You can escape any characters except for alphanumeric by a backslash \ and then it will become a expression just matches the character itself. The following characters must be escaped:

  • Outside of character classes
    , ε , . , | , * , + , ? , ^ , $ , ( , ) , [ , ] , \
  • Inside of character classes
    ] , \

Repetition

A repetition expression matches greedy by default. Thus, it tries to match as much as possible. But if it is followed by ?, then it becomes lazy and matches the minimum number of times possible.

Character classes

In character classes, the following forms are supported:

  • char : Single character
  • char-char : Range notation
  • Special characters
  • Predefined character classes

A hyphen - put at the head or tail of brackets, or immediately before or after predefined character classes represents just a hyphen as a symbol.

The following special character can be used only in character classes:

  • \b : backspace ( \u0008 )

Backslashes Followed by Digits

They will be parsed according to the following specification basically.
https://www.php.net/manual/en/regexp.reference.escape.php

  • If the head is 0
    Pattern A

  • If the head is not 0
    Parse digits as a decimal number.

    • If it is less than or equal to 9, or less than or equal to the number of capturing groups (99 maximum)
      Pattern B
    • Otherwise
      Pattern A
  • Pattern A: Read up to 3 characters of digits which are less than or equal to 7, and then parse it as an octal code. The rest of digits are parsed as just expressions that represent the numeral.

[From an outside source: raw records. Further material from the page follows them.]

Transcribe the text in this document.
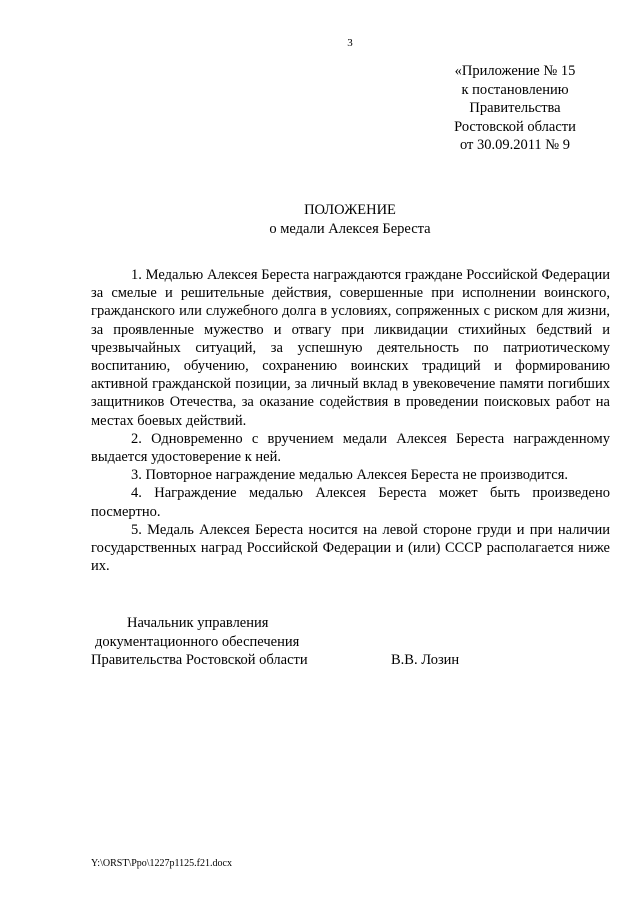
3
«Приложение № 15
к постановлению
Правительства
Ростовской области
от 30.09.2011 № 9
ПОЛОЖЕНИЕ
о медали Алексея Береста

1. Медалью Алексея Береста награждаются граждане Российской Федерации за смелые и решительные действия, совершенные при исполнении воинского, гражданского или служебного долга в условиях, сопряженных с риском для жизни, за проявленные мужество и отвагу при ликвидации стихийных бедствий и чрезвычайных ситуаций, за успешную деятельность по патриотическому воспитанию, обучению, сохранению воинских традиций и формированию активной гражданской позиции, за личный вклад в увековечение памяти погибших защитников Отечества, за оказание содействия в проведении поисковых работ на местах боевых действий.

2. Одновременно с вручением медали Алексея Береста награжденному выдается удостоверение к ней.

3. Повторное награждение медалью Алексея Береста не производится.

4. Награждение медалью Алексея Береста может быть произведено посмертно.

5. Медаль Алексея Береста носится на левой стороне груди и при наличии государственных наград Российской Федерации и (или) СССР располагается ниже их.

Начальник управления
документационного обеспечения
Правительства Ростовской области	В.В. Лозин
Y:\ORST\Ppo\1227p1125.f21.docx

  • Pattern B: Parse it as back references. If the specified index is larger then the number of capturing groups in the whole expressions, then an error occurs.

Modifiers in PCRE Style

The following modifiers are supported:

  • i : Ignore the case of letters.
  • s : Make . to match newline characters.
  • U : Reverse greediness of repetitions.

Supported Expressions

The expressions below are unsupported for analyzer, and its result will be skipped .

  • Conditional expressions.
  • Groups whose name are duplicated.
  • Lookbehind with unbounded matching length.
  • lookbehind/back reference/word boundary in lookahead.
  • Capturing group in positive lookahead/lookbehind.
  • Back reference with cyclic dependency.

Overapproximation

If the given expression contains lookbehind, back references or word boundary, the analyzer performs overapproximation. Thus, the result will be an upper bound of the true matching complexity.